Illumination based on semiconductor light sources, such as light-emitting diodes (LEDs), offers an efficient and long-lived alternative to fluorescent, high-intensity discharge and traditional incandescent lamps. Many LED light sources employ high powered LEDs, which pose thermal management problems and other related problems. Another drawback with state of the art LED devices is a high initial cost.
Currently, gallium nitride (GaN) based LEDs are epitaxially grown on sapphire substrates. These substrates have disadvantages such as high cost, low thermal conductivity at temperatures of interest and they are electrical insulators. Another problem with sapphire as a substrate is its chemical inertness, which makes it difficult to release epitaxially grown material using a chemical etching process.
In an ideal situation, LEDs would be grown on cheap, thermally and electrically conductive substrates, such as silicon. However, growing GaN material on a silicon substrate provides significant challenges due to the significant lattice mismatch between silicon and GaN as well as too high a difference between the coefficients of thermal expansion of the two materials. This results in high defect densities of the materials grown as well as poor performance. There are several approaches common in the industry to mitigate the problems. In one approach complex buffer layers are grown to compensate for thermal and lattice mismatch between the substrate and the epitaxial layer. In a different solution an epitaxial lateral-overgrowth (ELOG) process is chosen. In yet a different solution the epitaxial layer is grown on islands considerably smaller than the entire wafer.
There are certain advantages of using micro-LEDs in lighting devices. Currently, the only feasible process to transfer semiconductor die including micro-LEDs is to use an elastomeric stamping process. In order to allow for such a stamping transfer process, the semiconductor material needs to be specially prepared and processed. Firstly, a sacrificial layer is required on the substrate or in the epitaxial stack to allow for the release of the semiconductor die. Secondly, the epitaxial layer needs to be specially processed to provide anchoring for the semiconductor die during and after the release process. Thirdly, the sacrificial layer is removed (e.g. through a wet etching process), leaving an array of semiconductor die suspended above the substrate ready for the transfer process to take place. FIG. 1A shows a prior art process in which an epitaxial layer 14 is grown above a sacrificial layer 12 on a substrate 10. Referring to FIG. 1B, after preparation of an anchor structure 16 etching of the sacrificial layer 12 leaves a gap 18 between substrate 10 and suspended semiconductor die 14A formed from the epitaxial layer 14.
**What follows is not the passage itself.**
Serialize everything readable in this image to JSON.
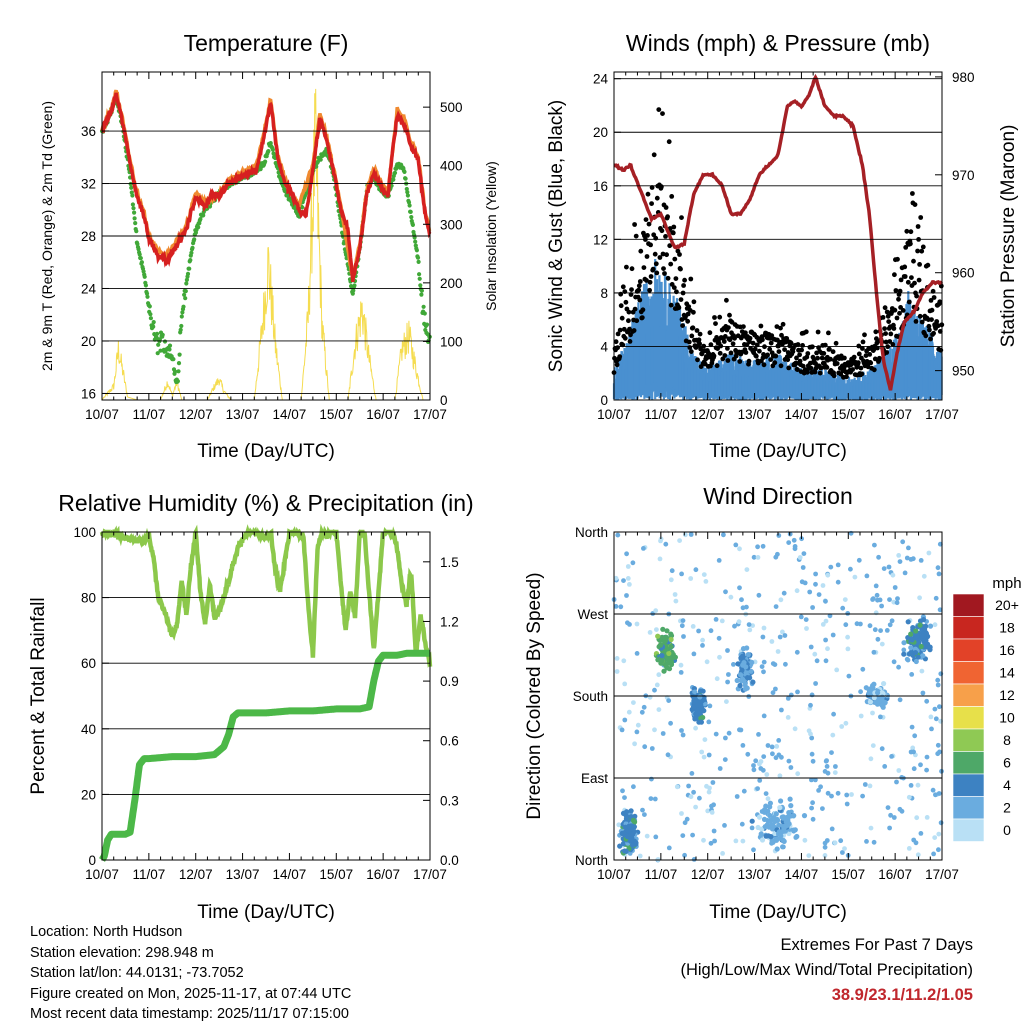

Another process is to transfer epitaxially grown material from a sapphire substrate to a silicon substrate via wafer bonding and subsequent removal of the sapphire using laser lift off. The silicon still needs to be prepared for release etching of the functional epitaxial material. This process, however, introduces additional process steps and further expense.
There is still, therefore, a need for an alternative method of manufacturing transferable semiconductor die which is less complex and costly.